O raciocínio não se aplica a Vasco e Figueirense porque pode-se afirmar, sem risco de levar uma – mais uma – lição do futebol, que nenhum deles será campeão da Copa do Brasil. Sobre o Vasco, especialmente, pesa o fato de que nem essa improbabilíssima alegria compensaria um 2016 na Série B, de modo que seria melhor se concentrar no que é mais importante. Ainda há cinquenta e um pontos a serem disputados.
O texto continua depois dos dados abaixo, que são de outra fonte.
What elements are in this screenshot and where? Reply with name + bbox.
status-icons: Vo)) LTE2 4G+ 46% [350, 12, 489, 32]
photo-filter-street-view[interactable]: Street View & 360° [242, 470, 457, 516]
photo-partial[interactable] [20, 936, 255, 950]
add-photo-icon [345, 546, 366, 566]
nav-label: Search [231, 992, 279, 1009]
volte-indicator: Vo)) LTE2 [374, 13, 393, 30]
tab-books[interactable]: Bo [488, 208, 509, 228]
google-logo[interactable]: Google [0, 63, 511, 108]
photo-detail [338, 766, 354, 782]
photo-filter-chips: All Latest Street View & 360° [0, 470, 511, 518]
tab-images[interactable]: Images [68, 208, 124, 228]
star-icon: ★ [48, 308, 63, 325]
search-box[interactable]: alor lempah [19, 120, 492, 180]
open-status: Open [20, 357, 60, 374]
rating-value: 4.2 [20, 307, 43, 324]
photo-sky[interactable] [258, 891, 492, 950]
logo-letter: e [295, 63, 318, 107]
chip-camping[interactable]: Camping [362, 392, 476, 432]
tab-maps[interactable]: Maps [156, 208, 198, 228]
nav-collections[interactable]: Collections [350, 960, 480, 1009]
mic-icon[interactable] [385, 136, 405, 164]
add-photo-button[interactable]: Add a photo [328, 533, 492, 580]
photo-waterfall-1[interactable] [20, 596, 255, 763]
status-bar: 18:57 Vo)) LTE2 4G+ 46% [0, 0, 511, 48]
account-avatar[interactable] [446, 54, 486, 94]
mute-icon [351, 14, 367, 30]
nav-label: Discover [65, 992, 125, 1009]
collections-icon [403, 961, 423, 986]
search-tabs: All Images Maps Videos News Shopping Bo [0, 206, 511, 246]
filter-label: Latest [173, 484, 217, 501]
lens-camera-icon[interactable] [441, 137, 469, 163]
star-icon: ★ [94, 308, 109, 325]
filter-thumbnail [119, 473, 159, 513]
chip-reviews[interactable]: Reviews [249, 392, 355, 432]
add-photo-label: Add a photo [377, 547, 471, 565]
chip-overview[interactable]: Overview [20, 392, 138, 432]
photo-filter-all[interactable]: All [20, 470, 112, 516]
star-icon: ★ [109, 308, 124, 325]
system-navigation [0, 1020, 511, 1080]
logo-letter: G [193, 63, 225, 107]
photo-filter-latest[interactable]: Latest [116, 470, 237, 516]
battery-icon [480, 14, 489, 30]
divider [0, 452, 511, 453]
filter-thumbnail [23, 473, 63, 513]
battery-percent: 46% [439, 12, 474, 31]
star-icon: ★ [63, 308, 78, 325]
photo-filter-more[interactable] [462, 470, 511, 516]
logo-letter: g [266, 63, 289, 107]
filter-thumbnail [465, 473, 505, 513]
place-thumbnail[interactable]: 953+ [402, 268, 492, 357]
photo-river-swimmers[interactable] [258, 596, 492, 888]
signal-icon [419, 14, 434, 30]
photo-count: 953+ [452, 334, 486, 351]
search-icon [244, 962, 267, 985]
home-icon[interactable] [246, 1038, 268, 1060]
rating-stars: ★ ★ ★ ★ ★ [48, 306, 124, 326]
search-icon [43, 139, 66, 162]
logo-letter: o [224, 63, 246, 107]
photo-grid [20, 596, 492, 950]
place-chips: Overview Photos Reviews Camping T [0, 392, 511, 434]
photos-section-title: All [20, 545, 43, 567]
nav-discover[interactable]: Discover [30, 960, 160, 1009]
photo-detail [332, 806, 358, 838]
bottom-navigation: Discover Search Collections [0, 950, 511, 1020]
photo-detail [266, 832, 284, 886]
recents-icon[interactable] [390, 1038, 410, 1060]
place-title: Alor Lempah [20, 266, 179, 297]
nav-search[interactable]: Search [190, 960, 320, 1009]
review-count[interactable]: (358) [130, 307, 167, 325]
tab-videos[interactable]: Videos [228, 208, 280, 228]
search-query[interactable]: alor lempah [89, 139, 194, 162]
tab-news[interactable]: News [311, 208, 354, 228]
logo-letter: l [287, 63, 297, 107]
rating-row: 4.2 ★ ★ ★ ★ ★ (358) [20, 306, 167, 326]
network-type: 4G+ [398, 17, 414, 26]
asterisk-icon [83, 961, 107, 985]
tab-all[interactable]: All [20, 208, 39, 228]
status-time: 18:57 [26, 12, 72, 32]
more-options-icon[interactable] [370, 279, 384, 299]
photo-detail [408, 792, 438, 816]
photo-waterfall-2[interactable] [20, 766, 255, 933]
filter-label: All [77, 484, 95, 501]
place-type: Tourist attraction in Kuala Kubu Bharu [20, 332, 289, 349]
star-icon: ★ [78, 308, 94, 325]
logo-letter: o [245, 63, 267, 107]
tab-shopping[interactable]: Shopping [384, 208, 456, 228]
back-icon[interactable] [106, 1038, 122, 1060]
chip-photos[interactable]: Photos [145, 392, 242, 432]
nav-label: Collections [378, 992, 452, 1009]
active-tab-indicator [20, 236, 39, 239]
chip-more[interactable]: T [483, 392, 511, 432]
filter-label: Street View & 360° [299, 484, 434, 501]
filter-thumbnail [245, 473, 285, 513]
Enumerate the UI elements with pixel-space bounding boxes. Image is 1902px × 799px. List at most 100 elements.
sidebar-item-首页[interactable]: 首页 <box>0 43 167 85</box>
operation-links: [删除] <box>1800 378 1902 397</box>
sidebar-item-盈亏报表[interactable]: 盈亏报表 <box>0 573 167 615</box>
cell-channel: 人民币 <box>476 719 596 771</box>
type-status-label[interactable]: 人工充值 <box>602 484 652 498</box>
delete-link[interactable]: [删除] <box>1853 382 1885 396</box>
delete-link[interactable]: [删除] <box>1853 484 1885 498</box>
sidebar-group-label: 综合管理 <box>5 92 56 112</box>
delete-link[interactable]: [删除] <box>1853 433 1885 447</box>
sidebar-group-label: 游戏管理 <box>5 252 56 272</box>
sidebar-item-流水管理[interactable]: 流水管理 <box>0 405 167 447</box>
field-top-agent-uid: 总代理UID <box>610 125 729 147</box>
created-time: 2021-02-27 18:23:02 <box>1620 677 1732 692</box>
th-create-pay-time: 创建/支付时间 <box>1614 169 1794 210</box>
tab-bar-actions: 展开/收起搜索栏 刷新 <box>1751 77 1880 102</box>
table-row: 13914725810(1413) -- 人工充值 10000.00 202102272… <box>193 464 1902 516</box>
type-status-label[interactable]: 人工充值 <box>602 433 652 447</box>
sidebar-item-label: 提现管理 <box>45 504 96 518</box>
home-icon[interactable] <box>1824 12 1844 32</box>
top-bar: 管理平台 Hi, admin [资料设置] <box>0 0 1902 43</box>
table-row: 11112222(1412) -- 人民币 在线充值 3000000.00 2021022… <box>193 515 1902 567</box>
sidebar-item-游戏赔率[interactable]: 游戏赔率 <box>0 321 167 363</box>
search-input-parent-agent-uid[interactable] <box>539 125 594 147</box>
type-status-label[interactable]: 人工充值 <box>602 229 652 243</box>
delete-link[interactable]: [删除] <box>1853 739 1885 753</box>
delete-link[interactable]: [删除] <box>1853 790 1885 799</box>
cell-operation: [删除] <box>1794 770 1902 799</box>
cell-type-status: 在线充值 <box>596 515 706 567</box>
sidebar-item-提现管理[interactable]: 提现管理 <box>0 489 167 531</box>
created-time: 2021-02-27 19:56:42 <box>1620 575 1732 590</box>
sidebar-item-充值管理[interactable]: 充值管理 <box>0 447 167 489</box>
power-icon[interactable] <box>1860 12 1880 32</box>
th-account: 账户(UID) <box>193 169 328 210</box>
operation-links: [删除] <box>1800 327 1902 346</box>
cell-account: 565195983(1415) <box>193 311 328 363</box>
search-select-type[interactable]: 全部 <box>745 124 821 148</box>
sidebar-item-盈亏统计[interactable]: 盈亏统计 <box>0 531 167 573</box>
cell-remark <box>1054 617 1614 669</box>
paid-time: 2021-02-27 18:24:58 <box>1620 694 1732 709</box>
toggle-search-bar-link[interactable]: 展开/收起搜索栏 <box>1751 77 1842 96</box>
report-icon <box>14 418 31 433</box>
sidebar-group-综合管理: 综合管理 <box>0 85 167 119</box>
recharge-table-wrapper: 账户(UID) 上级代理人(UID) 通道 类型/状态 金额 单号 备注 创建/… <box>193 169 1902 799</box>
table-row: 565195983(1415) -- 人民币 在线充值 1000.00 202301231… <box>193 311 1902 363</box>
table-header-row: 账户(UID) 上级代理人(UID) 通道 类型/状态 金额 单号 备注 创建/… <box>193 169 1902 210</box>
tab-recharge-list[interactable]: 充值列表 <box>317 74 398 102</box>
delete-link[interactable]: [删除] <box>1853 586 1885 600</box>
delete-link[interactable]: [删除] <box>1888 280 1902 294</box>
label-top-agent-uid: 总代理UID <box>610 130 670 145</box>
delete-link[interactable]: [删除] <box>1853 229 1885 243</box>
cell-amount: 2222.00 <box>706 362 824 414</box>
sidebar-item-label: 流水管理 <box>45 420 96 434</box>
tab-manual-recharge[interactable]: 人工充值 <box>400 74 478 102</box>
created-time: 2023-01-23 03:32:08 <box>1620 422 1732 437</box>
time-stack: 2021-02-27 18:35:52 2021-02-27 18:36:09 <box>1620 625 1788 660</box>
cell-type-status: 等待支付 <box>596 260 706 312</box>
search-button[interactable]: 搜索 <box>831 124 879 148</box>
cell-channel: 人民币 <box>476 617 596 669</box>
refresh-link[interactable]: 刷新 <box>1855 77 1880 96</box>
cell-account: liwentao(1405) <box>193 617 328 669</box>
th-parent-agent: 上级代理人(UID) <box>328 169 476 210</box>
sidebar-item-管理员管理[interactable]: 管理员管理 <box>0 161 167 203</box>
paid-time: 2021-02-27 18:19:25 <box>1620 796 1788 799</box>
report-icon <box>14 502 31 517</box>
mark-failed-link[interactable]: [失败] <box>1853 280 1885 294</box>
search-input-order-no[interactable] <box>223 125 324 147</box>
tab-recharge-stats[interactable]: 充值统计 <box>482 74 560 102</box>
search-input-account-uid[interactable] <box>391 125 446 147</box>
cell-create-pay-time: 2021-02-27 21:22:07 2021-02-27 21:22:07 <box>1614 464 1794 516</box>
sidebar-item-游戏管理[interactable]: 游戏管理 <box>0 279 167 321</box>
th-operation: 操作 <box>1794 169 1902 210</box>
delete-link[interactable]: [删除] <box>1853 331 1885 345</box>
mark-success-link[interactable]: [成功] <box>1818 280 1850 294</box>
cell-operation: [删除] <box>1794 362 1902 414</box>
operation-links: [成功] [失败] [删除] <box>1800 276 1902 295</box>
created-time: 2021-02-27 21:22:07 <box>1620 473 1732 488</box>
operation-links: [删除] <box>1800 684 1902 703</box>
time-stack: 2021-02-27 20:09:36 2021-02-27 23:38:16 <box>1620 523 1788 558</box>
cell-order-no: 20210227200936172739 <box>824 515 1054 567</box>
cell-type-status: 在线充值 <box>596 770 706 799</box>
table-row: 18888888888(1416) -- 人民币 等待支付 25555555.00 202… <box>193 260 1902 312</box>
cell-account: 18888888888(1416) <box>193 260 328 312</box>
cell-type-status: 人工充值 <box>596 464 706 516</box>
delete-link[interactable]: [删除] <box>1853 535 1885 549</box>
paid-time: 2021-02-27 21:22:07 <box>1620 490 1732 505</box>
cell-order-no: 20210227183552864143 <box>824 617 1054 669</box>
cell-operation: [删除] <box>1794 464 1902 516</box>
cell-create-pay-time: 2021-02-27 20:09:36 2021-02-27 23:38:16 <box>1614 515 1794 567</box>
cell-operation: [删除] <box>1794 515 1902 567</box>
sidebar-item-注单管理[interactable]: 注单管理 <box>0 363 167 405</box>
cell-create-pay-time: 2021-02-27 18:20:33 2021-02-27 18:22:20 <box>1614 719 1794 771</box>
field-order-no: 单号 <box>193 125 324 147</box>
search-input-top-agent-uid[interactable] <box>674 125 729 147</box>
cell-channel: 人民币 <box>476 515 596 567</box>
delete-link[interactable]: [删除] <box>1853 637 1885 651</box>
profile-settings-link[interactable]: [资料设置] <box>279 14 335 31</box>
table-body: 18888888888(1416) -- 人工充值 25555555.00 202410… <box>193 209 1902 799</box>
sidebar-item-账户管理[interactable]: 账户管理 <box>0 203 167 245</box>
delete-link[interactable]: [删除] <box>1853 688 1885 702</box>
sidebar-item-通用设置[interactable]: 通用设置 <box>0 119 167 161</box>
Internacional e Santos provavelmente inverterão o eixo de suas temporadas. Situados do meio para baixo na classificação do Brasileirão, o bom senso indica que a Copa do Brasil será a prioridade. Aqui é preciso abrir parênteses para o time dirigido por Dorival Júnior, cuja posição não é compatível com o nível de jogo demonstrado nas últimas semanas. Nenhuma equipe deveria querer encontrar o Santos nas quartas de final da CB, pois isso significará ter de superar um adversário que domina os conceitos de competição em jogos de dupla eliminatória. O Santos adoraria não ser visto como um candidato, um equívoco que os demais classificados não podem cometer.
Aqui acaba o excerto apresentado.